Theorem 6. Consider \(A,B,C,D\in NA(H)\) as hyponormal operators, such that \(AC=CA\), \(BD=DB,\) \(AA^{*}\leq CC^{*}\) , \(B^{*}B\leq D^{*}D\). Let the Jordan elementary operator be give as \(\mathcal{U}(X)=AXB-CXD\) and \(S\in NA(H)\) satisfying \(ASB=CSD,\) then \(\|\mathcal{U}(X)+S\|\geq \|S\|,\) for all \(X\in NA(H).\)

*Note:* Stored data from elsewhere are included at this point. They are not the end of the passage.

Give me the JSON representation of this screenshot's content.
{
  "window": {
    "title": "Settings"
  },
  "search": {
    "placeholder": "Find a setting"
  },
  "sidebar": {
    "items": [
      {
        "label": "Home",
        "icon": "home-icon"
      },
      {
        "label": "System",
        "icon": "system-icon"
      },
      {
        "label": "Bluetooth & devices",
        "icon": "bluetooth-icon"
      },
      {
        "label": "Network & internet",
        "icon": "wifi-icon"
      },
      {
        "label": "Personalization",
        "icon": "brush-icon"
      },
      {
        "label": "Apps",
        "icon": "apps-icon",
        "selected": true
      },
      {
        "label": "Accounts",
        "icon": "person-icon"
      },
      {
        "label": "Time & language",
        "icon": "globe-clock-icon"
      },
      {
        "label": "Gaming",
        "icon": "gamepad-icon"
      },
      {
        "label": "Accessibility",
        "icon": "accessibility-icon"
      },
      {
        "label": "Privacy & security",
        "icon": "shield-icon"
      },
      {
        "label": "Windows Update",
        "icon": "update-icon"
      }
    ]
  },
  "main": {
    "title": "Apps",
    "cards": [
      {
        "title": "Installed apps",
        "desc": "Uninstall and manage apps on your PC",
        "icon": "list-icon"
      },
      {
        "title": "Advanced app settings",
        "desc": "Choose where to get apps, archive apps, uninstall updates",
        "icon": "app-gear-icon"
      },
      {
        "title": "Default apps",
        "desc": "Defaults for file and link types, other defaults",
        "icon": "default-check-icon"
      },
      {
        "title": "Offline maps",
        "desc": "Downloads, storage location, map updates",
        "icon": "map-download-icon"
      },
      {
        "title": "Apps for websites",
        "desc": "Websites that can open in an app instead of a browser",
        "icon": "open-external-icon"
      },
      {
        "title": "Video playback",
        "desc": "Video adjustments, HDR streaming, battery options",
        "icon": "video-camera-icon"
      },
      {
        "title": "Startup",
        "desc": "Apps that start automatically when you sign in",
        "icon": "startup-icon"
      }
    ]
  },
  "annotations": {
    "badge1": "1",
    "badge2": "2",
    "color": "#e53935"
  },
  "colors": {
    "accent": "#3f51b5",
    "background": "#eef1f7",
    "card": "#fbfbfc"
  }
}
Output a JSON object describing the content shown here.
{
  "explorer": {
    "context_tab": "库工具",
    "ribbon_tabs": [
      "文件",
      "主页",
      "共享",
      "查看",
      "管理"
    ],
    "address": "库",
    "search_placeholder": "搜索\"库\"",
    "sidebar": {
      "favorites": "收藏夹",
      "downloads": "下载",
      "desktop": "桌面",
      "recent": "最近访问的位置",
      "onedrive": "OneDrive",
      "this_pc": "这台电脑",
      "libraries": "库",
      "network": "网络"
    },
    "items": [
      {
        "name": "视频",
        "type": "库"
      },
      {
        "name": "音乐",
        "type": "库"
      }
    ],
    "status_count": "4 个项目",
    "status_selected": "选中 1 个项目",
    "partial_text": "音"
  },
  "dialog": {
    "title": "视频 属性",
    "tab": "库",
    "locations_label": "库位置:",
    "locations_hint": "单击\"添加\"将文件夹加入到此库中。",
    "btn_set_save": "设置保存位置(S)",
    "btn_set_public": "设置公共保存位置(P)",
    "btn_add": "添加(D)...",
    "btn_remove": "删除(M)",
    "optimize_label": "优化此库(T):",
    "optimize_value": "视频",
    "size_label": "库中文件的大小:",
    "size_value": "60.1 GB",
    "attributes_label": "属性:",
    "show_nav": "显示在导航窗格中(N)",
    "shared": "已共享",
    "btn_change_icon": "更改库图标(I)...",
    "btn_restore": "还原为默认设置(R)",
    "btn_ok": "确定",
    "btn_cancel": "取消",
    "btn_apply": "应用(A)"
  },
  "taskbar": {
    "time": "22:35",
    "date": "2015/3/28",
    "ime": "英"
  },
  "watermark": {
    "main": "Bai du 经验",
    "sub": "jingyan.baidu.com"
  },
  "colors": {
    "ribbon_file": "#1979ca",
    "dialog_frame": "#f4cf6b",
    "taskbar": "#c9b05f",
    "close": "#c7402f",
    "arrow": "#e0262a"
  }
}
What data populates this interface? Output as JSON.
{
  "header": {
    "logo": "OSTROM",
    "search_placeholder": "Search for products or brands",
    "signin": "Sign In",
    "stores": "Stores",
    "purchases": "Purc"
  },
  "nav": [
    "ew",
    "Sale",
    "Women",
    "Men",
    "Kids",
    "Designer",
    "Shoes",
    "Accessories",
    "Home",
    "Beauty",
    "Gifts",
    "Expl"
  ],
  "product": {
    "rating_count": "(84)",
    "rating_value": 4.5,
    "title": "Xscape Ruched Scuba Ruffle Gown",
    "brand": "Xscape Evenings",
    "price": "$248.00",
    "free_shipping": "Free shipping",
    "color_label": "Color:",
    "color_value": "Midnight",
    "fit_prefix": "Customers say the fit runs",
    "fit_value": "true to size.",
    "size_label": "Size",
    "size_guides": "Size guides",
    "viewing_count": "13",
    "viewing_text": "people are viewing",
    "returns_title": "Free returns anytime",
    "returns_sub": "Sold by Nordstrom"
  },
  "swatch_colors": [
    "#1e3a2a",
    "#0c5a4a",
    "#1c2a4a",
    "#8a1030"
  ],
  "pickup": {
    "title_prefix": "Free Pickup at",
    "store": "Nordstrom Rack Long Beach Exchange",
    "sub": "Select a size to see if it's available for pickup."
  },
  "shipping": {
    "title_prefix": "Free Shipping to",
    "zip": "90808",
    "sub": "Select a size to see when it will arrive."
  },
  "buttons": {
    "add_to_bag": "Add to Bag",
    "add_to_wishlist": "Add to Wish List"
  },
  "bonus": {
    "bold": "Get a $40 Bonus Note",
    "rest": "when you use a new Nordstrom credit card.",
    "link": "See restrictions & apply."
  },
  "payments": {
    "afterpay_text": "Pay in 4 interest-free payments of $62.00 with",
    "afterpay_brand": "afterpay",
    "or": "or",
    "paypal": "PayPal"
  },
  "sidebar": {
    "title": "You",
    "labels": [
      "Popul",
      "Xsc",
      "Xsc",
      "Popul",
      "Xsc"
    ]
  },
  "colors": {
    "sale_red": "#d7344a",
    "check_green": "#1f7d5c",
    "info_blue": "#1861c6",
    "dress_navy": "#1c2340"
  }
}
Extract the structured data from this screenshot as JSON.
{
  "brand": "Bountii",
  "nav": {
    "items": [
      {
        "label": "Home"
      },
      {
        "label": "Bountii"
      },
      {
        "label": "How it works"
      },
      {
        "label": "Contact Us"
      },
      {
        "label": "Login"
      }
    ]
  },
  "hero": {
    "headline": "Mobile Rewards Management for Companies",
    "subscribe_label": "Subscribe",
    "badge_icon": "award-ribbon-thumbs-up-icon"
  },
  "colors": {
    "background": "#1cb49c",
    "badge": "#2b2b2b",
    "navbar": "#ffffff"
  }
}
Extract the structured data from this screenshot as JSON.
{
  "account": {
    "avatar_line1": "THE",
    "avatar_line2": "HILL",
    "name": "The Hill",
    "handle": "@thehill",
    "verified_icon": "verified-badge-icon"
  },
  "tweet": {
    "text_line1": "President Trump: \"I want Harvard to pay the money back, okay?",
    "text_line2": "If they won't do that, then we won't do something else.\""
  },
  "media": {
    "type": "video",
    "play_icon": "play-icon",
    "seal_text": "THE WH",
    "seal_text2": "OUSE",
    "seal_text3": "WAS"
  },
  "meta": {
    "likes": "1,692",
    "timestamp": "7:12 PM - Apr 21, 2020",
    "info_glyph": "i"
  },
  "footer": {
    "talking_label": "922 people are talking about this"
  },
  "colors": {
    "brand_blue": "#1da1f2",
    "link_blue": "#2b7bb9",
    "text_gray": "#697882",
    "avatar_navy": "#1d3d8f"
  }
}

Proof. From \(AA^{*}\leq CC^{*}\) and \(B^{*}B\leq D^{*}D,\) let \(A=CU,\) and \(B=VD,\) where \(U,V\) are unitaries. So we have \(AXB-CXD=CUXVD-CXD=C(UXV-X)D.\) Assume \(C\) and \(D^{*}\) are injective, \(ASB=CSD\) if and only if \(USV=S.\) Moreover, \(C\) and \(U \) commute. Indeed, from \(A=CU\) we obtain \(AC=CUC.\) Therefore, \(C(A-UC)=0.\) Thus since \(C\) is injective \(A=CU.\) Similarly, \(D\) and \(V \) commute. So, \[ \|\mathcal{U}(X)+S\| = \|[AXB-CXD]+S\| = \|[U(CXD)V-CXD] +S\| \geq \|S\|, \forall X\in NA(H). \] The rest is clear from the analogous assertions in [10] for hyponormal operators.

5. Conclusion

In this paper, we have given necessary conditions and characterize the elements that are orthogonal to the range of an operator defined in certain classes of normed spaces. We have also given range-kernel orthogonality conditions for elementary operators defined on \(C_{p}\)-classes and on norm-attainable class, particularly, the Jordan elementary operators.

Acknowledgments

The first author is grateful to National Research Fund(NRF)-Kenya for funding this research.

Author Contributions

All authors contributed equally to the writing of this paper. All authors read and approved the final manuscript.

Conflicts of Interest

The authors declare no conflict of interest.